John Hancock was not drinking coconut cream when he was around in Quincy, but if he was there today, the known dandy might sip this pink drink. The Gentleman Smuggler, a seasonal cocktail that was on Palmer Matthews’ list when he first opened the Townshend two years ago, is back just in time for Patriots’ Day—and sunny weather.
“A lot of what we do is brandies, whiskies, fortified wines, those darker sipping spirits that would have been more available around the time of the Founding Fathers,” says Matthews, a Drink veteran and bar manager at the buzzy Quincy Center restaurant. “But this time of year, when you get days like this,” he, personally, starts craving coconut cream, he says.
As a mixer, most drinkers are familiar with coconut cream in drinks like a Painkiller, or a piña colada.
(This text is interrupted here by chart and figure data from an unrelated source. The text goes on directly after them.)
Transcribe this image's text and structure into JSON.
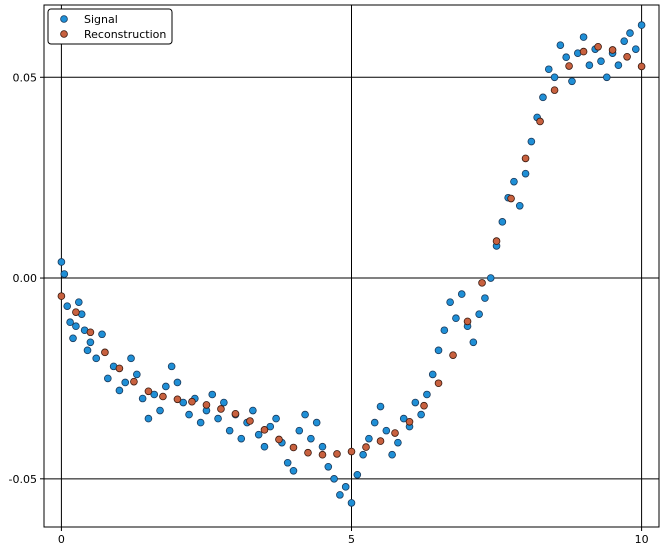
{
  "chart_data": {
    "type": "scatter",
    "title": "",
    "xlabel": "",
    "ylabel": "",
    "xlim": [
      -0.3,
      10.3
    ],
    "ylim": [
      -0.062,
      0.068
    ],
    "x_ticks": [
      0,
      5,
      10
    ],
    "x_tick_labels": [
      "0",
      "5",
      "10"
    ],
    "y_ticks": [
      -0.05,
      0.0,
      0.05
    ],
    "y_tick_labels": [
      "-0.05",
      "0.00",
      "0.05"
    ],
    "grid": true,
    "legend_position": "top-left",
    "series": [
      {
        "name": "Signal",
        "color": "#1f8fd6",
        "x": [
          0.0,
          0.05,
          0.1,
          0.15,
          0.2,
          0.25,
          0.3,
          0.35,
          0.4,
          0.45,
          0.5,
          0.6,
          0.7,
          0.8,
          0.9,
          1.0,
          1.1,
          1.2,
          1.3,
          1.4,
          1.5,
          1.6,
          1.7,
          1.8,
          1.9,
          2.0,
          2.1,
          2.2,
          2.3,
          2.4,
          2.5,
          2.6,
          2.7,
          2.8,
          2.9,
          3.0,
          3.1,
          3.2,
          3.3,
          3.4,
          3.5,
          3.6,
          3.7,
          3.8,
          3.9,
          4.0,
          4.1,
          4.2,
          4.3,
          4.4,
          4.5,
          4.6,
          4.7,
          4.8,
          4.9,
          5.0,
          5.1,
          5.2,
          5.3,
          5.4,
          5.5,
          5.6,
          5.7,
          5.8,
          5.9,
          6.0,
          6.1,
          6.2,
          6.3,
          6.4,
          6.5,
          6.6,
          6.7,
          6.8,
          6.9,
          7.0,
          7.1,
          7.2,
          7.3,
          7.4,
          7.5,
          7.6,
          7.7,
          7.8,
          7.9,
          8.0,
          8.1,
          8.2,
          8.3,
          8.4,
          8.5,
          8.6,
          8.7,
          8.8,
          8.9,
          9.0,
          9.1,
          9.2,
          9.3,
          9.4,
          9.5,
          9.6,
          9.7,
          9.8,
          9.9,
          10.0
        ],
        "y": [
          0.004,
          0.001,
          -0.007,
          -0.011,
          -0.015,
          -0.012,
          -0.006,
          -0.009,
          -0.013,
          -0.018,
          -0.016,
          -0.02,
          -0.014,
          -0.025,
          -0.022,
          -0.028,
          -0.026,
          -0.02,
          -0.024,
          -0.03,
          -0.035,
          -0.029,
          -0.033,
          -0.027,
          -0.022,
          -0.026,
          -0.031,
          -0.034,
          -0.03,
          -0.036,
          -0.033,
          -0.029,
          -0.035,
          -0.031,
          -0.038,
          -0.034,
          -0.04,
          -0.036,
          -0.033,
          -0.039,
          -0.042,
          -0.037,
          -0.035,
          -0.041,
          -0.046,
          -0.048,
          -0.038,
          -0.034,
          -0.04,
          -0.036,
          -0.042,
          -0.047,
          -0.05,
          -0.054,
          -0.052,
          -0.056,
          -0.049,
          -0.044,
          -0.04,
          -0.036,
          -0.032,
          -0.038,
          -0.044,
          -0.041,
          -0.035,
          -0.037,
          -0.031,
          -0.034,
          -0.029,
          -0.024,
          -0.018,
          -0.013,
          -0.006,
          -0.01,
          -0.004,
          -0.012,
          -0.016,
          -0.009,
          -0.005,
          0.0,
          0.008,
          0.014,
          0.02,
          0.024,
          0.018,
          0.026,
          0.034,
          0.04,
          0.045,
          0.052,
          0.05,
          0.058,
          0.055,
          0.049,
          0.056,
          0.06,
          0.053,
          0.057,
          0.054,
          0.05,
          0.056,
          0.053,
          0.059,
          0.061,
          0.057,
          0.063
        ]
      },
      {
        "name": "Reconstruction",
        "color": "#c8613f",
        "x": [
          0.0,
          0.25,
          0.5,
          0.75,
          1.0,
          1.25,
          1.5,
          1.75,
          2.0,
          2.25,
          2.5,
          2.75,
          3.0,
          3.25,
          3.5,
          3.75,
          4.0,
          4.25,
          4.5,
          4.75,
          5.0,
          5.25,
          5.5,
          5.75,
          6.0,
          6.25,
          6.5,
          6.75,
          7.0,
          7.25,
          7.5,
          7.75,
          8.0,
          8.25,
          8.5,
          8.75,
          9.0,
          9.25,
          9.5,
          9.75,
          10.0
        ],
        "y": [
          -0.0045,
          -0.0085,
          -0.0135,
          -0.0185,
          -0.0225,
          -0.0258,
          -0.0282,
          -0.0295,
          -0.0302,
          -0.0308,
          -0.0316,
          -0.0326,
          -0.0338,
          -0.0356,
          -0.0378,
          -0.0402,
          -0.0422,
          -0.0435,
          -0.044,
          -0.0438,
          -0.0432,
          -0.0421,
          -0.0406,
          -0.0386,
          -0.0358,
          -0.0318,
          -0.0262,
          -0.0192,
          -0.0108,
          -0.0012,
          0.0092,
          0.0198,
          0.0298,
          0.039,
          0.0468,
          0.0528,
          0.0564,
          0.0576,
          0.0568,
          0.0551,
          0.0527
        ]
      }
    ]
  }
}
But this spin spices it up with a house-made, pink peppercorn syrup. Along with Privateer Rum and a bright squeeze of lemon, it’s perfect on a spring afternoon, like the forecast on Marathon Monday this year.
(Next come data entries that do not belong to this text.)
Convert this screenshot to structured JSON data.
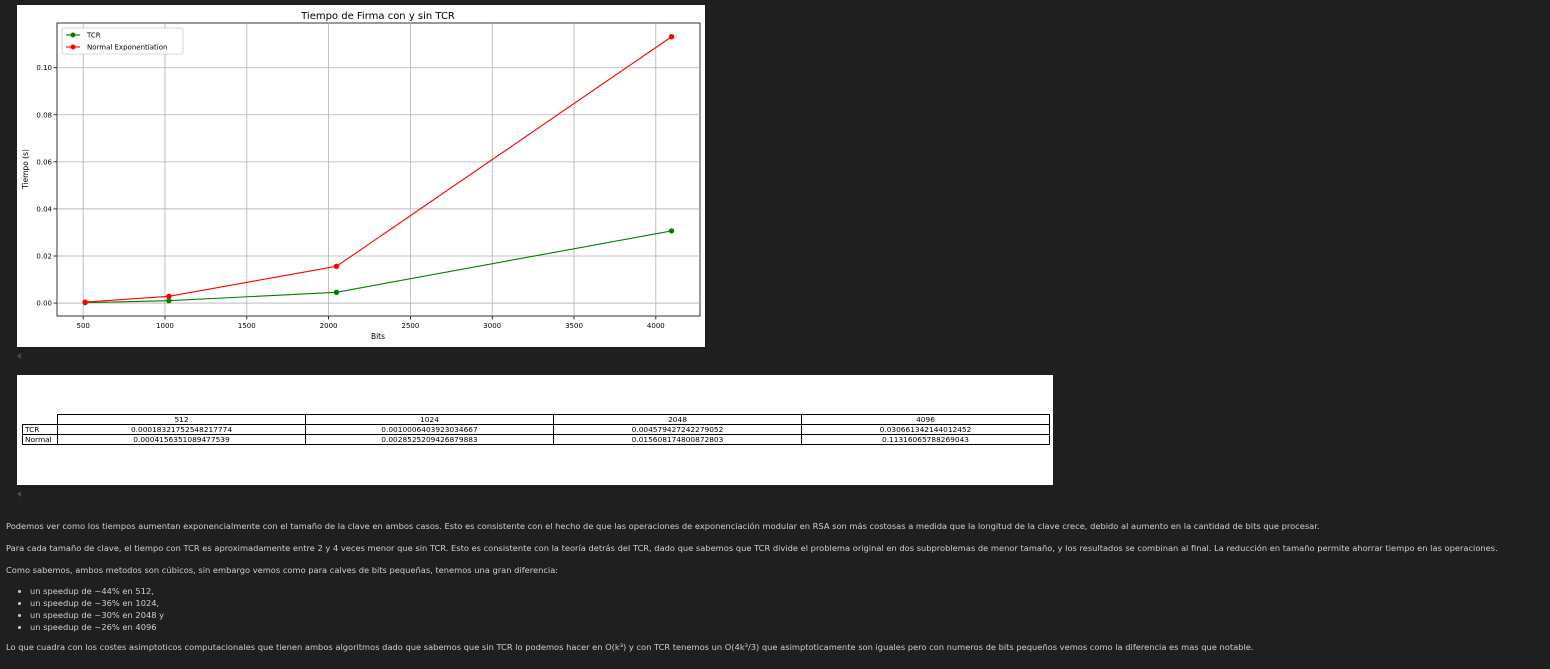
{
  "chart_data": {
    "type": "line",
    "title": "Tiempo de Firma con y sin TCR",
    "xlabel": "Bits",
    "ylabel": "Tiempo (s)",
    "x": [
      512,
      1024,
      2048,
      4096
    ],
    "xlim": [
      340,
      4270
    ],
    "ylim": [
      -0.0055,
      0.119
    ],
    "xticks": [
      500,
      1000,
      1500,
      2000,
      2500,
      3000,
      3500,
      4000
    ],
    "yticks": [
      0.0,
      0.02,
      0.04,
      0.06,
      0.08,
      0.1
    ],
    "ytick_labels": [
      "0.00",
      "0.02",
      "0.04",
      "0.06",
      "0.08",
      "0.10"
    ],
    "grid": true,
    "legend_position": "upper-left",
    "series": [
      {
        "name": "TCR",
        "color": "#008000",
        "values": [
          0.00018321752548217774,
          0.0010006403923034667,
          0.004579427242279052,
          0.030661342144012452
        ]
      },
      {
        "name": "Normal Exponentiation",
        "color": "#ff0000",
        "values": [
          0.0004156351089477539,
          0.0028525209426879883,
          0.015608174800872803,
          0.11316065788269043
        ]
      }
    ]
  },
  "table": {
    "headers": [
      "512",
      "1024",
      "2048",
      "4096"
    ],
    "rows": [
      {
        "label": "TCR",
        "values": [
          "0.00018321752548217774",
          "0.0010006403923034667",
          "0.004579427242279052",
          "0.030661342144012452"
        ]
      },
      {
        "label": "Normal",
        "values": [
          "0.0004156351089477539",
          "0.0028525209426879883",
          "0.015608174800872803",
          "0.11316065788269043"
        ]
      }
    ]
  },
  "markdown": {
    "p1": "Podemos ver como los tiempos aumentan exponencialmente con el tamaño de la clave en ambos casos. Esto es consistente con el hecho de que las operaciones de exponenciación modular en RSA son más costosas a medida que la longitud de la clave crece, debido al aumento en la cantidad de bits que procesar.",
    "p2": "Para cada tamaño de clave, el tiempo con TCR es aproximadamente entre 2 y 4 veces menor que sin TCR. Esto es consistente con la teoría detrás del TCR, dado que sabemos que TCR divide el problema original en dos subproblemas de menor tamaño, y los resultados se combinan al final. La reducción en tamaño permite ahorrar tiempo en las operaciones.",
    "p3": "Como sabemos, ambos metodos son cúbicos, sin embargo vemos como para calves de bits pequeñas, tenemos una gran diferencia:",
    "bullets": [
      "un speedup de ~44% en 512,",
      "un speedup de ~36% en 1024,",
      "un speedup de ~30% en 2048 y",
      "un speedup de ~26% en 4096"
    ],
    "p4": "Lo que cuadra con los costes asimptoticos computacionales que tienen ambos algoritmos dado que sabemos que sin TCR lo podemos hacer en O(k³) y con TCR tenemos un O(4k³/3) que asimptoticamente son iguales pero con numeros de bits pequeños vemos como la diferencia es mas que notable."
  }
}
The Gentleman Smuggler is named for Founding Father John Hancock, who was born in Quincy. As a shipping magnate, Hancock was keenly interested in preventing the British from taxing imports, like tea and rum, so he smuggled them into Boston. He was quite good at it, and used his wealth to help fund the early days of the rebellion against the British.
(Of course, the Townshend itself is named for the infamous Acts levied against the Colonists that eventually led to the American Revolution.)
The Privateer Rum in the Gentleman Smuggler is another homage to New England history. While most of Matthews’ guests default to tropical island drinks when they order rum, he says, he notes the spirit has a large role in local trade history, as well as in the daily life of the Founding Fathers. The Salem distillery represents New England well, Matthews says.
“Opening a cocktail bar in my hometown, at a time when Quincy Center is seeing a lot of invigoration and progress, has been a full circle thing,” Matthews says, admitting he sometimes took the local significance for granted.
The Hancock Cemetery, named for John’s father and established in 1640, is right across the street from the Townshend. The historic ’hood is also home to Adams National Historical Park, the first presidential library, and more sites, which all open for the season on Patriots’ Day.
So, if the bustle of Back Bay is not your cup of tea on Monday, consider Quincy for a patriotic tour—and a seasonally perfect cocktail.
The Townshend, opens at 4 p.m. on Patriots’ Day, 1250 Hancock St., Quincy Center, 617-481-9694, thetownshend.com.